Do mundo sem vida, ele permanecia quieto, por cima das nuvens. Seu corpo traído, caído pela traição. Os homens eram como caminhões sem freio algum. Não importava o resto. Queria vê-lo, achar sua casa, mesmo a essa hora da noite, mesmo com a chuva e tudo. Um escândalo provável. A porta vermelha da casa dele. Era rosa, o muro da casa, mas ela sabia que à noite o rosa é rubro, escarlate. Era a casa dele.
O andar torcido. Vontade não bastava. A casa não era perto, pertinho, mas ela saíra tão determinada. Era bom encontrá-lo e ver-se vermelha de faróis próximos de novo. Mesmo que o fim fosse certo, não era mesmo amor o principal. Ela queria coisa de mulher. E tanta vontade, mas tanta vontade e nada da casa, ela que nem sabia mesmo ao certo onde ele morava. O muro rosa à noite fica como vermelho. A chuva caía quieta.
Cada polegada do andar solitário fazia saber do passo dado. Cada polegada de passo que ela andava fazia querer um passado maior que pudesse contar de tanto merecimento. Ela queria. E cada polegada de andar era querer demais.
Quase de graça a consciência transbordava. A pele, grande responsável pelas coisas do amor, já encharcada. Amor de graça, de pouco contato jogado na cara. E quem garantia? Quem era garantia do muro não ser mesmo de branco puro de parede qualquer?
Nada de espertezas. O muro era vermelho e ela sabia mais ou menos onde ficava pela cidade. Era só continuar andando firme, na determinação de uma noite não repetida. Pelo menos essa, sem estar só.
Nos passos perdia-se a importância do cabelo já tão molhado, da saúde já um pouco fraca, dos ônibus que não vinham, da chuva que aumentava, do dinheiro do táxi, que não tinha, da mãe, do pai, do avô e da família, amém. Dos passos era tudo para depois, se depois depois houvesse.
Ela andava e andava só por causa disso.
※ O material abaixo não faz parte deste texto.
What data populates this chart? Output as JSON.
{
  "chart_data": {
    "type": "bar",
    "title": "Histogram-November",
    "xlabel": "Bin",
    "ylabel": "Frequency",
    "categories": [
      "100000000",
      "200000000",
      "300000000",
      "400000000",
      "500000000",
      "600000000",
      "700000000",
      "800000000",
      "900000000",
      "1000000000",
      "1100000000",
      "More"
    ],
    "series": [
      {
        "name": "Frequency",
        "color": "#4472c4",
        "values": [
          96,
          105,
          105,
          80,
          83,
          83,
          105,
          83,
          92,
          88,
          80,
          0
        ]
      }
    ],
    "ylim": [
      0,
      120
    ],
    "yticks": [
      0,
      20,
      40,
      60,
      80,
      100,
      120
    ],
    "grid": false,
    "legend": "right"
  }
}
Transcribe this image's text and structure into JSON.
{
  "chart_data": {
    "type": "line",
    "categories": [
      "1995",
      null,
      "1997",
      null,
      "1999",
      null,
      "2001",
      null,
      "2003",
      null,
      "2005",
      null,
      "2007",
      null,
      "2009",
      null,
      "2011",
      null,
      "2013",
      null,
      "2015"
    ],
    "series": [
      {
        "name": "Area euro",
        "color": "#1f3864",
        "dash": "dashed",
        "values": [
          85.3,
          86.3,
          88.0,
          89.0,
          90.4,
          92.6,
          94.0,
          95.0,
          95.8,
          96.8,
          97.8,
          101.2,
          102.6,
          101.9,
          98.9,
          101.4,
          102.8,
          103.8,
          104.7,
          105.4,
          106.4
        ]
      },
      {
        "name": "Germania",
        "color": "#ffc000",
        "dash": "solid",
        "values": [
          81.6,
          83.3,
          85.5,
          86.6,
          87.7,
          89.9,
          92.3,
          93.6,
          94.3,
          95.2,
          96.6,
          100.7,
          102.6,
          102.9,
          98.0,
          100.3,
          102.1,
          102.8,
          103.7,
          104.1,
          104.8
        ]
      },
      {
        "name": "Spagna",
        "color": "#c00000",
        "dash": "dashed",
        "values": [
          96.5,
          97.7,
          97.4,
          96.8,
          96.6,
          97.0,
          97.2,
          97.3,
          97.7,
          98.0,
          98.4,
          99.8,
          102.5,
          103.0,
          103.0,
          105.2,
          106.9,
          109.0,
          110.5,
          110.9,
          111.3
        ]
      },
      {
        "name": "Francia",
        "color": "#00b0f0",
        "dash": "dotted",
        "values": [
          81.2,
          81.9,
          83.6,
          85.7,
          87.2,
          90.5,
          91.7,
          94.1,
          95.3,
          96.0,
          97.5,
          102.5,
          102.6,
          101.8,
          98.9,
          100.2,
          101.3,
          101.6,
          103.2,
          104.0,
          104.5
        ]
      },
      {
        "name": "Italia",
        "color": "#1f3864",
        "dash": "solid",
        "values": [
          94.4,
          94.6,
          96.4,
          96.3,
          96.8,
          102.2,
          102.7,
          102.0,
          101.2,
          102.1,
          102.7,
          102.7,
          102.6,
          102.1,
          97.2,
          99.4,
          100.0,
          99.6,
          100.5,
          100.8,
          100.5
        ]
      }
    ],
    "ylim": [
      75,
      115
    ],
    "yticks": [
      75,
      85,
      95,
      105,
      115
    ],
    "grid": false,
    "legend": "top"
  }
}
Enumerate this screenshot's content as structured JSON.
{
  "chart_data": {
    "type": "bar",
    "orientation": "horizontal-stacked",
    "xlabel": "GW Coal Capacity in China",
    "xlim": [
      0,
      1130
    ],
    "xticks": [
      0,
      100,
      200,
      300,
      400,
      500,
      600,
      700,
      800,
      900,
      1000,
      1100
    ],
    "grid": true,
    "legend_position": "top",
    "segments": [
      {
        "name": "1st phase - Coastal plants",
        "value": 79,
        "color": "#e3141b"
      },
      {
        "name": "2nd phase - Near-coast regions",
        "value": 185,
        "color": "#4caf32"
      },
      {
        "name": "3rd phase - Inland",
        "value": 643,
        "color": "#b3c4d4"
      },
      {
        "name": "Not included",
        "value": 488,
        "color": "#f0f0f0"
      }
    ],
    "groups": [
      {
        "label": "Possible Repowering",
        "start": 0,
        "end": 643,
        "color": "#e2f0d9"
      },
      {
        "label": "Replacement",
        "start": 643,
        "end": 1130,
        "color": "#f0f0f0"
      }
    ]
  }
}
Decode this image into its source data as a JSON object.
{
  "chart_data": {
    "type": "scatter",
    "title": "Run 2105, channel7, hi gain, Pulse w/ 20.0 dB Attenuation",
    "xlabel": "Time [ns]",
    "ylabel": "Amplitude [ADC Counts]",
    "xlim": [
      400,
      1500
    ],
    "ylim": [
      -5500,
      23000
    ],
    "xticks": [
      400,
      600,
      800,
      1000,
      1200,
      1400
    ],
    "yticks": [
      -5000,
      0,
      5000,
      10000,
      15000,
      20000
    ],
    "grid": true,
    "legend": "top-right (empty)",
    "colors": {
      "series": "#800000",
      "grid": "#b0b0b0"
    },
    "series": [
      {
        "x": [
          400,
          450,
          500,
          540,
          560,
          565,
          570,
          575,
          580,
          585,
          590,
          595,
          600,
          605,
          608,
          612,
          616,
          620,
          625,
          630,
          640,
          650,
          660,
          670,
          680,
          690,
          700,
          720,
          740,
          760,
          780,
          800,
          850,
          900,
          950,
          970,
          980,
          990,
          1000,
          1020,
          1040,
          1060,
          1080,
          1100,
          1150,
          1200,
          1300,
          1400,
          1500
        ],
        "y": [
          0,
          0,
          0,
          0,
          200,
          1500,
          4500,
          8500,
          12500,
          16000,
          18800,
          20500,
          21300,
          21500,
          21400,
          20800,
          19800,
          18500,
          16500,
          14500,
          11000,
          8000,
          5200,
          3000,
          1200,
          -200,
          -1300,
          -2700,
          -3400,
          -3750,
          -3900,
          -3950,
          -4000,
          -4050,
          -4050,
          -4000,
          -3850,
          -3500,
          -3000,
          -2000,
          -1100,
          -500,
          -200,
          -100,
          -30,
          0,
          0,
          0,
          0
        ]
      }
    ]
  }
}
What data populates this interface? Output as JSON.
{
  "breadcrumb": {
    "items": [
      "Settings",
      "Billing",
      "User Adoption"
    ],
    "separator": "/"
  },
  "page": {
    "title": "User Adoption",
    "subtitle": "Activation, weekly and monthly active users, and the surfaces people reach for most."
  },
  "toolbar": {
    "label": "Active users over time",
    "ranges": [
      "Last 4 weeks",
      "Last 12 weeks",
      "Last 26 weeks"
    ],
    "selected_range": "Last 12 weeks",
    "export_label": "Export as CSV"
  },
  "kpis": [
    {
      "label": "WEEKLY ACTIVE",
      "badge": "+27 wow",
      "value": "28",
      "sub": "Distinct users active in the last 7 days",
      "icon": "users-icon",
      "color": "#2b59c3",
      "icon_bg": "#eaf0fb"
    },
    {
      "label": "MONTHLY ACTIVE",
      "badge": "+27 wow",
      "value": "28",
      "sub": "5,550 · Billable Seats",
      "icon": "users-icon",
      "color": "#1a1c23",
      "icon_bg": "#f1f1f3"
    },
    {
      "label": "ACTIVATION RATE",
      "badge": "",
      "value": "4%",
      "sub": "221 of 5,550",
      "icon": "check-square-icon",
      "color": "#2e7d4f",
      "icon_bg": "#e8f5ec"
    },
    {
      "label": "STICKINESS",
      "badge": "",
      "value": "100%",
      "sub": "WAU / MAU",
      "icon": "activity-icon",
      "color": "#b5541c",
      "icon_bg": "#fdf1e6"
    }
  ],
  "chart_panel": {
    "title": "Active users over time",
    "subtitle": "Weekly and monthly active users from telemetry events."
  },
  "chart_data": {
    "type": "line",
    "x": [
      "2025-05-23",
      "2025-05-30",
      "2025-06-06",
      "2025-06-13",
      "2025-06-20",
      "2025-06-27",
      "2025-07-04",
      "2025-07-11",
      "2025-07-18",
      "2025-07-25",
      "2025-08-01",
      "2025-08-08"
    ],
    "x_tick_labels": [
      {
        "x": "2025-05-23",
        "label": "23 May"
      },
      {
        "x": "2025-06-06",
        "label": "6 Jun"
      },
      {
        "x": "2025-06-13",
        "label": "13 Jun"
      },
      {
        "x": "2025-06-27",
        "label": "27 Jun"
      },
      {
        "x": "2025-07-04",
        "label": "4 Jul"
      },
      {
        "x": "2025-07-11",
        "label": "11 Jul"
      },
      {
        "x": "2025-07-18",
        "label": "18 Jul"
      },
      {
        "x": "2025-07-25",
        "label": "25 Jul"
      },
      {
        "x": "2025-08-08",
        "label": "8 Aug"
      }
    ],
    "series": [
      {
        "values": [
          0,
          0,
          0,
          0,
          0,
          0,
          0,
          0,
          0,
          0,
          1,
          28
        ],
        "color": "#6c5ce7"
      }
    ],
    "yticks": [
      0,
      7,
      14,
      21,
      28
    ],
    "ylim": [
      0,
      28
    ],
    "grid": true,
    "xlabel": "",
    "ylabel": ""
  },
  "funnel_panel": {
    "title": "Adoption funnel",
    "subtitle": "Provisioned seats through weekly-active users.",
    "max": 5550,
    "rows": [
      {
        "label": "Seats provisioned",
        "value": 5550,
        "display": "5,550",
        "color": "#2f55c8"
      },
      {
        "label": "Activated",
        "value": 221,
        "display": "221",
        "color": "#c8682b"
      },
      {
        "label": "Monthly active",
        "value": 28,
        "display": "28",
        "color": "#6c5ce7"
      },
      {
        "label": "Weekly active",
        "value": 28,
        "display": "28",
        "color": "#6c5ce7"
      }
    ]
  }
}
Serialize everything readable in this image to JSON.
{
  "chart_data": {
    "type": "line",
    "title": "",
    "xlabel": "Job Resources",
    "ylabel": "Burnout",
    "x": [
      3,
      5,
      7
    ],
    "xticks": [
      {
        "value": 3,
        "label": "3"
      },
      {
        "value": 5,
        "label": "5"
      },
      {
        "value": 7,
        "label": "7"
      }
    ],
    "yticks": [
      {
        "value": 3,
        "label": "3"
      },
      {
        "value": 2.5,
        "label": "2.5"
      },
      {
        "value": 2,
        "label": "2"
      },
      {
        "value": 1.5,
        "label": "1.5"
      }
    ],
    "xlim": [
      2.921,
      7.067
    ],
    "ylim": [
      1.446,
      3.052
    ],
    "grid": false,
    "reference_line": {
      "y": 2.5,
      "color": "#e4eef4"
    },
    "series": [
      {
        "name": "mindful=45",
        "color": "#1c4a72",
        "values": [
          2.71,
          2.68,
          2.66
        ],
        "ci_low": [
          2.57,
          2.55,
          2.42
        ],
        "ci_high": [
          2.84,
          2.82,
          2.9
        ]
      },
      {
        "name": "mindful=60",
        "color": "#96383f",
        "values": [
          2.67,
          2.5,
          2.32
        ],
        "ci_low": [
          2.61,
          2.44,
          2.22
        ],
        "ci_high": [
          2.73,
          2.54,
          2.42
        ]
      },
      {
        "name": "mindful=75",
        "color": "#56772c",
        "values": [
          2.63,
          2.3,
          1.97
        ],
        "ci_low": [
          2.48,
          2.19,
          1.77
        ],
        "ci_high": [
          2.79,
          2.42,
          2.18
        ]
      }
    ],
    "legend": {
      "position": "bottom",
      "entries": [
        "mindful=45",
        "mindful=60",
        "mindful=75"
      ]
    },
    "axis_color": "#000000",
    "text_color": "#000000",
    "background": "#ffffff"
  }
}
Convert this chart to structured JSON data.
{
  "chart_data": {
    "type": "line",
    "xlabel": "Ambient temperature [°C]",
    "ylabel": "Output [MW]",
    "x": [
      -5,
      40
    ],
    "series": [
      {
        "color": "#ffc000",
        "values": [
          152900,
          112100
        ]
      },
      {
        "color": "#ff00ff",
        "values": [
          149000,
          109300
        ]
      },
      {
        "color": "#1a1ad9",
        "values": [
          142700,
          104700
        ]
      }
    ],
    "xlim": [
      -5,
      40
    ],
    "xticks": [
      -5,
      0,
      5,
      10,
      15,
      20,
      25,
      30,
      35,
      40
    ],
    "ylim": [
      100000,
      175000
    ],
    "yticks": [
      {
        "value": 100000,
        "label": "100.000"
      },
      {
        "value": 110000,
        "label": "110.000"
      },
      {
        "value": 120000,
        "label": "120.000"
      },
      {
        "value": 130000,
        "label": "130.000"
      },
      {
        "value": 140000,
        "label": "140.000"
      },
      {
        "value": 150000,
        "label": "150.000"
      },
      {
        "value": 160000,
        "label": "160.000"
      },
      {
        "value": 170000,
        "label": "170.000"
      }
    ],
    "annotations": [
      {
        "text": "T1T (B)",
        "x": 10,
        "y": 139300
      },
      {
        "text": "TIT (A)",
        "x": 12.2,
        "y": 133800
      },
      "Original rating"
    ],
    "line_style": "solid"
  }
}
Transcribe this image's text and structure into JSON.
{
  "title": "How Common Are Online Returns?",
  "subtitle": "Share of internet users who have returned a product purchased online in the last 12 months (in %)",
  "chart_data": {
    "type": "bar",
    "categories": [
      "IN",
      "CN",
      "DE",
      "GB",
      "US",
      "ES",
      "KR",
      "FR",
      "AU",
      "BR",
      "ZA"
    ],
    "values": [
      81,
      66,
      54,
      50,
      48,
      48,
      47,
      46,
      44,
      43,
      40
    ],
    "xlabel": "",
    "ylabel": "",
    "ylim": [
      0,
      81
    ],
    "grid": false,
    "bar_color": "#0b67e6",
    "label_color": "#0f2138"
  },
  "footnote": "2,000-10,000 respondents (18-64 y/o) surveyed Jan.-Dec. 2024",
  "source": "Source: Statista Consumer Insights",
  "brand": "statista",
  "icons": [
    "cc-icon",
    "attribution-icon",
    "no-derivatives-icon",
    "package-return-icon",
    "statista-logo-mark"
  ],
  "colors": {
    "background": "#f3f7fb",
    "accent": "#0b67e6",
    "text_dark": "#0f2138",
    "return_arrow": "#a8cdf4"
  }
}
Queria tudo dele, mesmo sabendo da certeza do não, eu já disse, você nem pode entrar mais aqui, não tem nada mais seu aqui. Ela sabia mas caminhava como se sim.
O lugar era sempre ainda e ela precisava do lugar nenhum, a casa não aparecia enquanto ela percorria as ruas da cidade. Como se todos os desejos fossem águas de pote quebrado, como se cada passo pudesse esquecer, como se entre as coisas houvesse encaixe e como se a verdade fosse ali, ela continuava andando. E andava até mesmo como se ele existisse.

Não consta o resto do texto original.